The Cisco Networking Academy (NetAcad) is also aimed as a timely response to these challenges. The curriculum incorporates hands-on experience when teaching students about computer networks. The NetAcad Program offers various curricula, viz, CCNA, CCNP, Network Security, Fundamentals of Wireless LAN, which cover the principles and practice of designing, building, and maintaining networks capable of supporting national and global organizations. The Networking Academy is in line with the needs of Indian colleges, and features project-driven training in high-demand job skills.

Currently, there are over 160 Cisco Academies (across 26 states & union territories) with 7,600+ student currently enrolled in the program and 4900+ professionals have already graduated in CCNA. In India today there are over 67,000 Cisco Certified professionals.
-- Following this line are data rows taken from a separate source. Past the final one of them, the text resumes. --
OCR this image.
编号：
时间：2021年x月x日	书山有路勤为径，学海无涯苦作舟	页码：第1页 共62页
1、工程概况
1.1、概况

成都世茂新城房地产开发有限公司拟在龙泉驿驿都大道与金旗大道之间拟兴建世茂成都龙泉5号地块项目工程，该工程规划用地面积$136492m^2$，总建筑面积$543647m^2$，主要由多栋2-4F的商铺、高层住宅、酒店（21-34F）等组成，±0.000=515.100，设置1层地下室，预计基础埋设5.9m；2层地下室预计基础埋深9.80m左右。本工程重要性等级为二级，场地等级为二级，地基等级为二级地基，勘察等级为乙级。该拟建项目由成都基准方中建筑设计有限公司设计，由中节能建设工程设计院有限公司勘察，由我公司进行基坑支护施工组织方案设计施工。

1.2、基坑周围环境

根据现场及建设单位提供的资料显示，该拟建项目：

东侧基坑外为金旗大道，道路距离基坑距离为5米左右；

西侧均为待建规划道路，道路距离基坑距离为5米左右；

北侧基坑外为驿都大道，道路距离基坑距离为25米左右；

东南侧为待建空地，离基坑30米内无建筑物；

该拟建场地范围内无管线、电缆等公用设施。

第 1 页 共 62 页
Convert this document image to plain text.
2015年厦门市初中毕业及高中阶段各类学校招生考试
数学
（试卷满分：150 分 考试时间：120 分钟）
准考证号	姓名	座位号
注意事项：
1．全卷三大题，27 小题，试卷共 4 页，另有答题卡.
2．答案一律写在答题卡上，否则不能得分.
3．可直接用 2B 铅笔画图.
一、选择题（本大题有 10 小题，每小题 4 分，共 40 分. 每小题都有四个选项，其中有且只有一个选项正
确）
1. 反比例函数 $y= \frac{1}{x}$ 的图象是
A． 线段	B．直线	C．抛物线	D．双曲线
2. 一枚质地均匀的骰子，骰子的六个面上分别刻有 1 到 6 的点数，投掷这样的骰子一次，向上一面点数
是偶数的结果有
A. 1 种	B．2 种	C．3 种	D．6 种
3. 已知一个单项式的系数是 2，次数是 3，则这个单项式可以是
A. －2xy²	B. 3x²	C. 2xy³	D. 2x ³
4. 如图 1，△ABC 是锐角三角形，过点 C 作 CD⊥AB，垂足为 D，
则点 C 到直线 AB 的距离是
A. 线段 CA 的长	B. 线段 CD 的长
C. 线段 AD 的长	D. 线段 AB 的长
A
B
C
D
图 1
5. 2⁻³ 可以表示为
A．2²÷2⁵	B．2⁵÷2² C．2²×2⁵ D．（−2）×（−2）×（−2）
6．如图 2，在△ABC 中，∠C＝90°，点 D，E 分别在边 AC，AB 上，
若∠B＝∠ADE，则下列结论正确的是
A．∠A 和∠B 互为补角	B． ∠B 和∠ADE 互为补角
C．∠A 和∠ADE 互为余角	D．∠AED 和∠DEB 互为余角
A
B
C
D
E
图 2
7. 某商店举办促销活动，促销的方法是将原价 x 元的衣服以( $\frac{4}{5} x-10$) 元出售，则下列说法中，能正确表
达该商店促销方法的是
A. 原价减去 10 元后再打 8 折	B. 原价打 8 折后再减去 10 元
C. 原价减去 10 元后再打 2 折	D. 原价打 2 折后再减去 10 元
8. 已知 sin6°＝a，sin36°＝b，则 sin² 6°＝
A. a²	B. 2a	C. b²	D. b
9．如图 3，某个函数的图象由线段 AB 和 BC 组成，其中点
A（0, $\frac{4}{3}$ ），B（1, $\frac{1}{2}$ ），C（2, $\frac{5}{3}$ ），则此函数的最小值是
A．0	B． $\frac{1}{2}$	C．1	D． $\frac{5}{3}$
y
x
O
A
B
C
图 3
In addition to imparting IT knowledge and networking skills, NetAcad also aims to bridge the 'digital divide' as it takes technical education to rural India including technologically backward states like Kashmir, Orissa and Tripura. Cisco has also tied up exclusively with all women institutes to encourage girls to learn about networking which has been always considered as a male bastion. Coinciding with its 10th anniversary, NetAcad is also updating its CCNA curricula to accommodate a broader spectrum of student skill levels and help increase enrollment rates. Cisco has also launched its Entry Level Certification (CCENT - Cisco Certified Entry Network Technician) to enable students from technical schools, viz, Polytechnic's & ITI's to equip themselves for growing industry needs. NetAcad is also working on localizing the curricula and certification exams to meet the growing Indian demand for networking skills (including making IT Essentials curriculum available in Hindi in the near future).

Its high time now for us to reboot the India education system and joint initiatives by the industry and academia will play an important part in plugging the talent gap in the years to come. Training individuals for the jobs of the future and allowing them to visualise what it possible today will not only make a difference in their lives but will enrich our communities now and for the future.